Schierke kann auf eine bewegte Wintersporthistorie zurückblicken. Von der Eröffnung der Brockenbahn im Jahr 1899 bis zum zweiten Weltkrieg konnte der Kurort im Hochharz seinen Ruf als "St. Moritz des Nordens" aufbauen. Noch heute erinnern in Schierke einige Belle Epoque-Hotelgebäude an diese Zeit. Mit der Einrichtung des Sperrgebietes an der Staatsgrenze der DDR ab 1952 war Schierke nicht mehr frei zugänglich. Die Folge war der touristische Niedergang des Ortes, den man Schierke bis heute ansieht. Die Wintersportanlagen und die großen Hotels verkamen, verfielen oder wurden abgerissen.
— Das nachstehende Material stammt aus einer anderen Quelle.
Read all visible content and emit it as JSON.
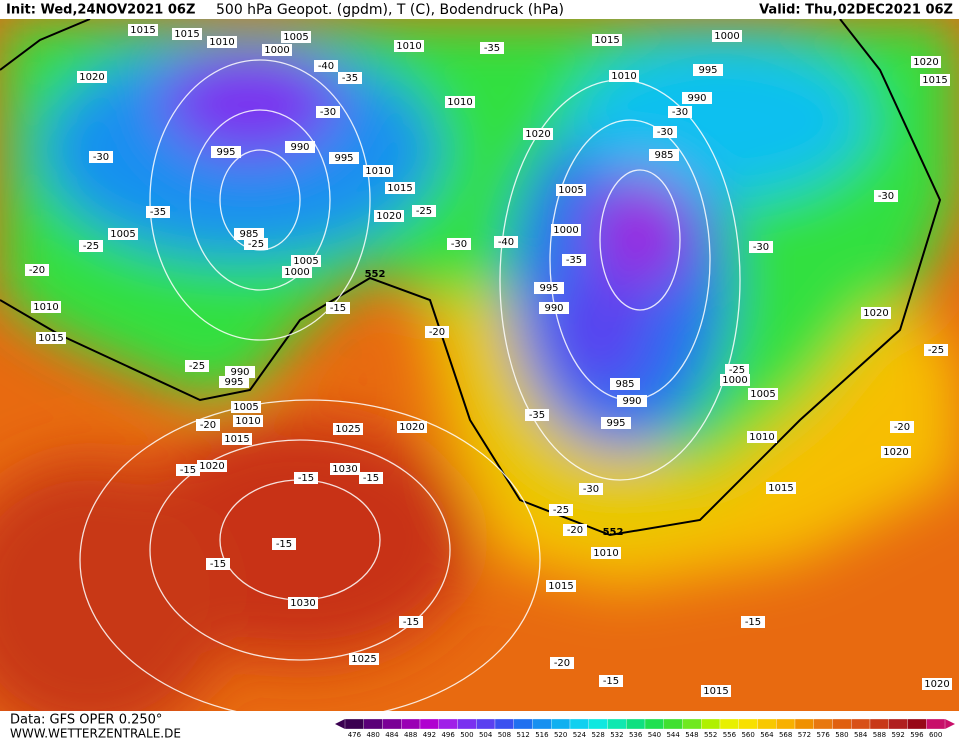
{
  "header": {
    "init": "Init: Wed,24NOV2021 06Z",
    "title": "500 hPa Geopot. (gpdm), T (C), Bodendruck (hPa)",
    "valid": "Valid: Thu,02DEC2021 06Z"
  },
  "footer": {
    "data": "Data: GFS OPER 0.250°",
    "site": "WWW.WETTERZENTRALE.DE"
  },
  "map": {
    "isobar_labels": [
      "1015",
      "1015",
      "1010",
      "1005",
      "1000",
      "1010",
      "1015",
      "1000",
      "1010",
      "995",
      "990",
      "1010",
      "1020",
      "1020",
      "1015",
      "1020",
      "995",
      "990",
      "995",
      "1010",
      "1015",
      "985",
      "1005",
      "1020",
      "1000",
      "985",
      "1005",
      "1005",
      "1000",
      "995",
      "990",
      "1010",
      "1015",
      "990",
      "995",
      "1005",
      "1010",
      "1015",
      "1025",
      "1020",
      "1020",
      "1030",
      "985",
      "990",
      "995",
      "1000",
      "1005",
      "1010",
      "1020",
      "1020",
      "1015",
      "1010",
      "1015",
      "1030",
      "1025",
      "1015",
      "1020"
    ],
    "temperature_labels": [
      "-35",
      "-40",
      "-35",
      "-30",
      "-30",
      "-35",
      "-25",
      "-20",
      "-25",
      "-25",
      "-30",
      "-40",
      "-35",
      "-30",
      "-30",
      "-30",
      "-30",
      "-15",
      "-20",
      "-25",
      "-20",
      "-15",
      "-15",
      "-15",
      "-15",
      "-15",
      "-25",
      "-25",
      "-20",
      "-35",
      "-30",
      "-25",
      "-20",
      "-15",
      "-15",
      "-20",
      "-15"
    ],
    "contour_552_labels": [
      "552",
      "552"
    ]
  },
  "legend": {
    "values": [
      476,
      480,
      484,
      488,
      492,
      496,
      500,
      504,
      508,
      512,
      516,
      520,
      524,
      528,
      532,
      536,
      540,
      544,
      548,
      552,
      556,
      560,
      564,
      568,
      572,
      576,
      580,
      584,
      588,
      592,
      596,
      600
    ],
    "colors": [
      "#3a0050",
      "#5a0078",
      "#7a0096",
      "#9a00b4",
      "#b000d0",
      "#a020e8",
      "#7a30f0",
      "#5a40f0",
      "#3a50f0",
      "#2070f0",
      "#1890f0",
      "#10b0f0",
      "#10d0f0",
      "#10e8e0",
      "#10e8b0",
      "#10e080",
      "#20e050",
      "#40e030",
      "#70e820",
      "#b0f000",
      "#e8f000",
      "#f8e000",
      "#f8c800",
      "#f8b000",
      "#f09000",
      "#e87810",
      "#e06010",
      "#d85018",
      "#c83818",
      "#b02020",
      "#980818",
      "#c8106a"
    ]
  }
}
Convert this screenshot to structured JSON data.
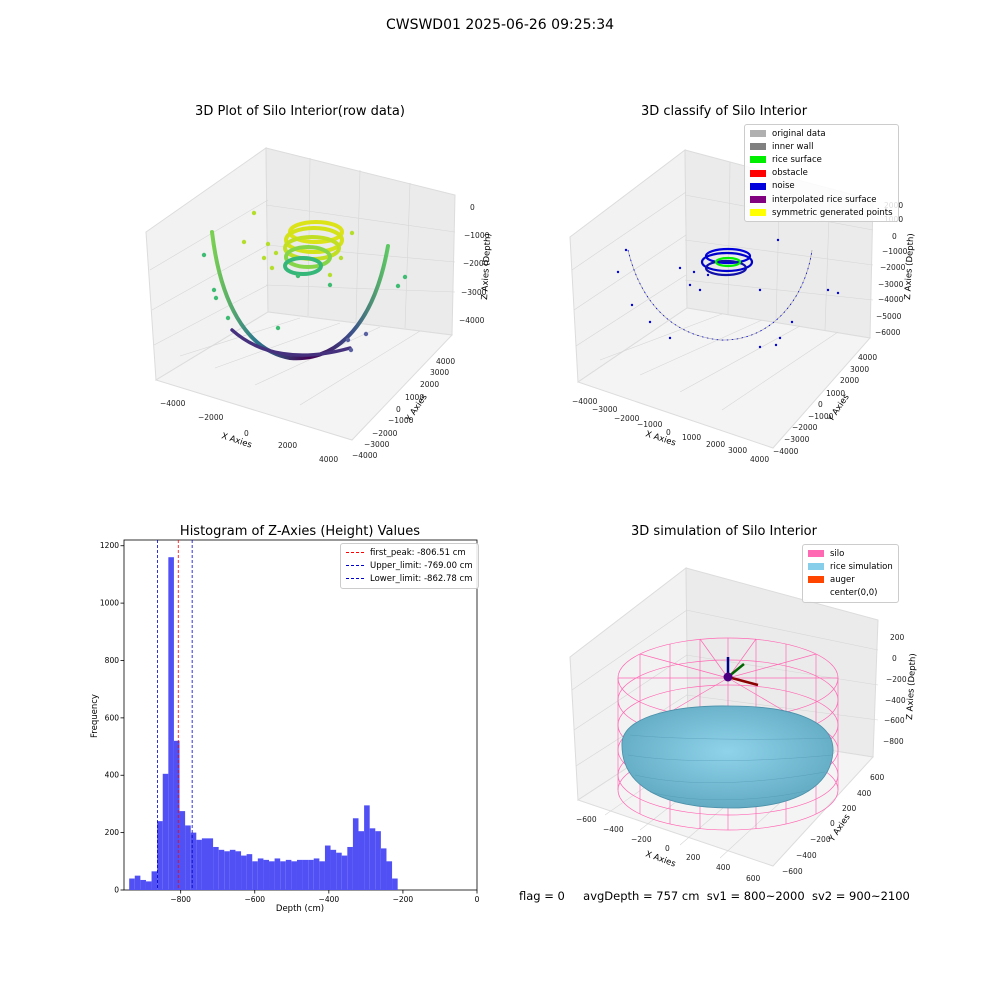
{
  "figure": {
    "suptitle": "CWSWD01 2025-06-26 09:25:34",
    "status_line": {
      "flag": "flag = 0",
      "avg_depth": "avgDepth = 757 cm",
      "sv1": "sv1 = 800~2000",
      "sv2": "sv2 = 900~2100"
    }
  },
  "panels": {
    "raw": {
      "title": "3D Plot of Silo Interior(row data)",
      "xlabel": "X Axies",
      "ylabel": "Y Axies",
      "zlabel": "Z Axies (Depth)",
      "xticks": [
        "−4000",
        "−2000",
        "0",
        "2000",
        "4000"
      ],
      "yticks": [
        "4000",
        "3000",
        "2000",
        "1000",
        "0",
        "−1000",
        "−2000",
        "−3000",
        "−4000"
      ],
      "zticks": [
        "0",
        "−1000",
        "−2000",
        "−3000",
        "−4000"
      ]
    },
    "classify": {
      "title": "3D classify of Silo Interior",
      "xlabel": "X Axies",
      "ylabel": "Y Axies",
      "zlabel": "Z Axies (Depth)",
      "xticks": [
        "−4000",
        "−3000",
        "−2000",
        "−1000",
        "0",
        "1000",
        "2000",
        "3000",
        "4000"
      ],
      "yticks": [
        "4000",
        "3000",
        "2000",
        "1000",
        "0",
        "−1000",
        "−2000",
        "−3000",
        "−4000"
      ],
      "zticks": [
        "2000",
        "1000",
        "0",
        "−1000",
        "−2000",
        "−3000",
        "−4000",
        "−5000",
        "−6000"
      ],
      "legend": [
        {
          "label": "original data",
          "color": "#b0b0b0"
        },
        {
          "label": "inner wall",
          "color": "#808080"
        },
        {
          "label": "rice surface",
          "color": "#00ee00"
        },
        {
          "label": "obstacle",
          "color": "#ff0000"
        },
        {
          "label": "noise",
          "color": "#0000dd"
        },
        {
          "label": "interpolated rice surface",
          "color": "#800080"
        },
        {
          "label": "symmetric generated points",
          "color": "#ffff00"
        }
      ]
    },
    "simulation": {
      "title": "3D simulation of Silo Interior",
      "xlabel": "X Axies",
      "ylabel": "Y Axies",
      "zlabel": "Z Axies (Depth)",
      "xticks": [
        "−600",
        "−400",
        "−200",
        "0",
        "200",
        "400",
        "600"
      ],
      "yticks": [
        "600",
        "400",
        "200",
        "0",
        "−200",
        "−400",
        "−600"
      ],
      "zticks": [
        "200",
        "0",
        "−200",
        "−400",
        "−600",
        "−800"
      ],
      "legend": [
        {
          "label": "silo",
          "color": "#ff69b4"
        },
        {
          "label": "rice simulation",
          "color": "#87ceeb"
        },
        {
          "label": "auger",
          "color": "#ff4500"
        },
        {
          "label": "center(0,0)",
          "color": "#ffffff"
        }
      ]
    }
  },
  "chart_data": [
    {
      "type": "bar",
      "title": "Histogram of Z-Axies (Height) Values",
      "xlabel": "Depth (cm)",
      "ylabel": "Frequency",
      "xlim": [
        -953,
        0
      ],
      "ylim": [
        0,
        1220
      ],
      "xticks": [
        -800,
        -600,
        -400,
        -200,
        0
      ],
      "xtick_labels": [
        "−800",
        "−600",
        "−400",
        "−200",
        "0"
      ],
      "yticks": [
        0,
        200,
        400,
        600,
        800,
        1000,
        1200
      ],
      "bin_width": 15.1,
      "bins_start": -939,
      "values": [
        40,
        50,
        35,
        30,
        65,
        240,
        405,
        1160,
        520,
        275,
        225,
        200,
        175,
        180,
        180,
        150,
        140,
        135,
        140,
        135,
        120,
        125,
        100,
        110,
        105,
        100,
        110,
        100,
        105,
        100,
        105,
        105,
        105,
        110,
        100,
        155,
        140,
        130,
        120,
        150,
        250,
        205,
        295,
        215,
        205,
        145,
        100,
        40
      ],
      "bar_color": "#5050f5",
      "vlines": [
        {
          "x": -806.51,
          "color": "#ff0000",
          "label": "first_peak: -806.51 cm"
        },
        {
          "x": -769.0,
          "color": "#0000cc",
          "label": "Upper_limit: -769.00 cm"
        },
        {
          "x": -862.78,
          "color": "#0000cc",
          "label": "Lower_limit: -862.78 cm"
        }
      ],
      "legend_position": "top-right"
    }
  ]
}
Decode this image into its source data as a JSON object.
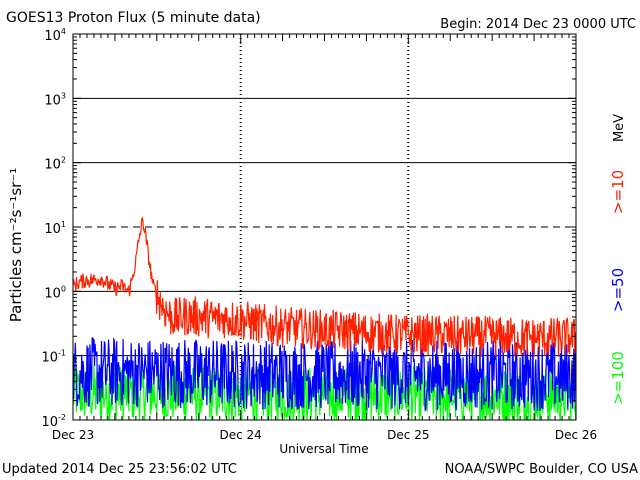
{
  "header": {
    "title": "GOES13 Proton Flux (5 minute data)",
    "begin": "Begin: 2014 Dec 23 0000 UTC"
  },
  "footer": {
    "updated": "Updated 2014 Dec 25 23:56:02 UTC",
    "credit": "NOAA/SWPC Boulder, CO USA"
  },
  "colors": {
    "ge10": "#ff2000",
    "ge50": "#0000ff",
    "ge100": "#00ff00",
    "axis": "#000000"
  },
  "chart_data": {
    "type": "line",
    "title": "GOES13 Proton Flux (5 minute data)",
    "xlabel": "Universal Time",
    "ylabel": "Particles cm⁻²s⁻¹sr⁻¹",
    "yscale": "log",
    "xlim": [
      0,
      72
    ],
    "ylim": [
      0.01,
      10000
    ],
    "x_ticks": [
      {
        "hour": 0,
        "label": "Dec 23"
      },
      {
        "hour": 24,
        "label": "Dec 24"
      },
      {
        "hour": 48,
        "label": "Dec 25"
      },
      {
        "hour": 72,
        "label": "Dec 26"
      }
    ],
    "y_ticks": [
      {
        "value": 0.01,
        "base": "10",
        "exp": "-2"
      },
      {
        "value": 0.1,
        "base": "10",
        "exp": "-1"
      },
      {
        "value": 1,
        "base": "10",
        "exp": "0"
      },
      {
        "value": 10,
        "base": "10",
        "exp": "1"
      },
      {
        "value": 100,
        "base": "10",
        "exp": "2"
      },
      {
        "value": 1000,
        "base": "10",
        "exp": "3"
      },
      {
        "value": 10000,
        "base": "10",
        "exp": "4"
      }
    ],
    "threshold_levels": [
      10,
      0.1
    ],
    "energy_unit": "MeV",
    "series": [
      {
        "name": ">=10",
        "color": "#ff2000",
        "hours": [
          0,
          1,
          2,
          3,
          4,
          5,
          6,
          7,
          8,
          8.5,
          9,
          9.5,
          10,
          10.5,
          11,
          11.5,
          12,
          13,
          14,
          15,
          16,
          18,
          20,
          22,
          24,
          26,
          28,
          30,
          32,
          34,
          36,
          40,
          44,
          48,
          52,
          56,
          60,
          64,
          68,
          72
        ],
        "values": [
          1.2,
          1.4,
          1.5,
          1.5,
          1.6,
          1.3,
          1.1,
          1.2,
          1.0,
          1.6,
          3.0,
          7.0,
          13.0,
          6.0,
          2.5,
          1.2,
          0.9,
          0.55,
          0.4,
          0.38,
          0.42,
          0.4,
          0.38,
          0.38,
          0.36,
          0.32,
          0.3,
          0.28,
          0.27,
          0.26,
          0.25,
          0.24,
          0.22,
          0.21,
          0.21,
          0.2,
          0.2,
          0.19,
          0.19,
          0.19
        ]
      },
      {
        "name": ">=50",
        "color": "#0000ff",
        "hours": [
          0,
          12,
          24,
          36,
          48,
          60,
          72
        ],
        "values": [
          0.055,
          0.055,
          0.052,
          0.05,
          0.05,
          0.05,
          0.048
        ]
      },
      {
        "name": ">=100",
        "color": "#00ff00",
        "hours": [
          0,
          12,
          24,
          36,
          48,
          60,
          72
        ],
        "values": [
          0.026,
          0.026,
          0.025,
          0.025,
          0.025,
          0.024,
          0.024
        ]
      }
    ]
  }
}
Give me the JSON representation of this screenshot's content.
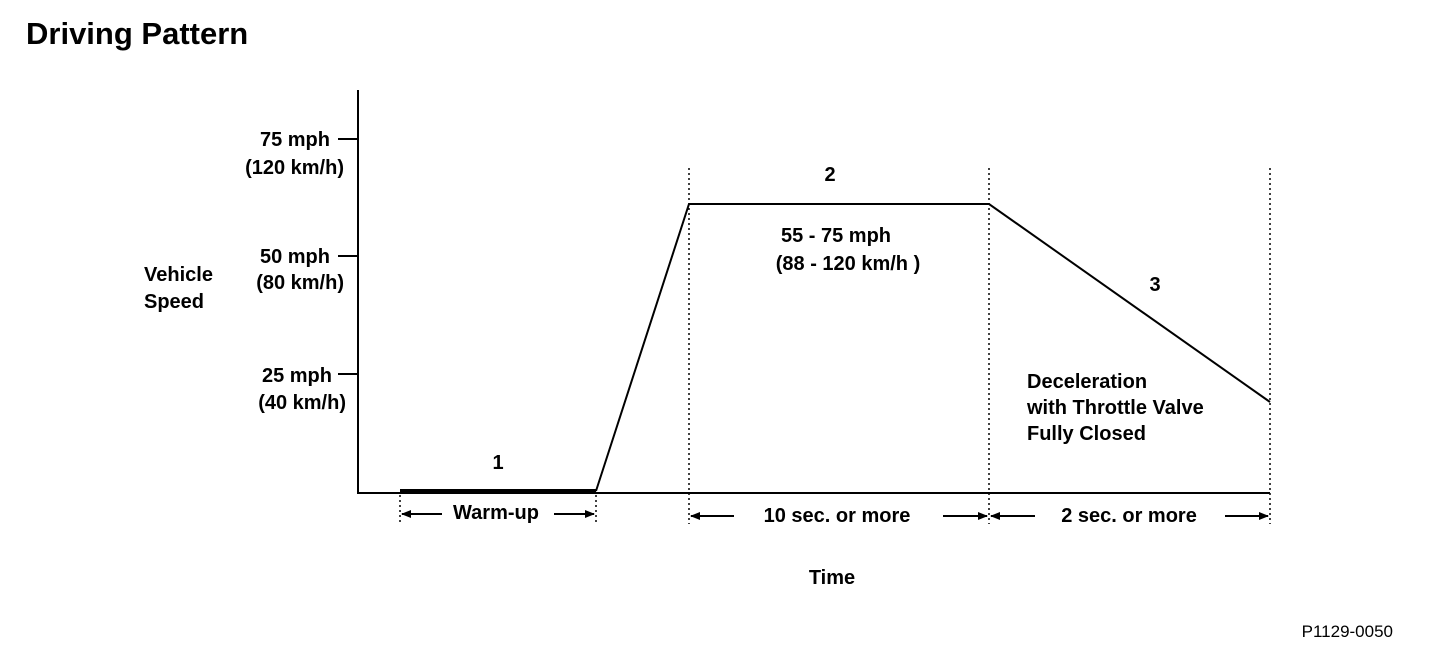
{
  "title": "Driving Pattern",
  "y_axis": {
    "label_line1": "Vehicle",
    "label_line2": "Speed",
    "ticks": [
      {
        "mph": "75 mph",
        "kmh": "(120 km/h)"
      },
      {
        "mph": "50 mph",
        "kmh": "(80 km/h)"
      },
      {
        "mph": "25 mph",
        "kmh": "(40 km/h)"
      }
    ]
  },
  "x_axis": {
    "label": "Time"
  },
  "phases": [
    {
      "number": "1",
      "duration": "Warm-up"
    },
    {
      "number": "2",
      "speed_line1": "55 - 75 mph",
      "speed_line2": "(88 - 120 km/h )",
      "duration": "10 sec. or more"
    },
    {
      "number": "3",
      "desc_line1": "Deceleration",
      "desc_line2": "with Throttle Valve",
      "desc_line3": "Fully Closed",
      "duration": "2 sec. or more"
    }
  ],
  "reference": "P1129-0050"
}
In der Blütezeit Schierkes als Wintersportort wurde eine gute wintersportliche Infrastruktur errichtet, die für große Wettbewerbe in den entsprechenden Sportarten genutzt wurde. Zentrum war das Eckerloch als Haltestelle der Brockenbahn, Standort von Skihütten und der Eckerlochschanze, Startpunkt der Bobbahn und Ziel der Skirennstrecke vom Brocken. Neben Rodelbahnen gab es rund um Schierke Skiwiesen und Skiabfahrten, z.B. die Slalomabfahrt am Großen Winterberg, die Skiabfahrt neben der Brockenstraße und die Skiwiesen an den Feuersteinklippen. Seinen Gästen bot Schierke damals Skikurse, Skirennen, Skiwanderungen, Bob- und Rennschlittenfahrten, Rodelwettbewerbe und vieles mehr an.

All das ist heute Geschichte. Um an diese bewegte Zeit als vielleicht glücklichste Epoche Schierkes zu erinnern, steht hier eine Schierker Wintersportbroschüre von 1938 zum Download zur Verfügung. Sie gibt einen Eindruck von den Möglichkeiten, die sich dem Wintergast damals in Schierke boten.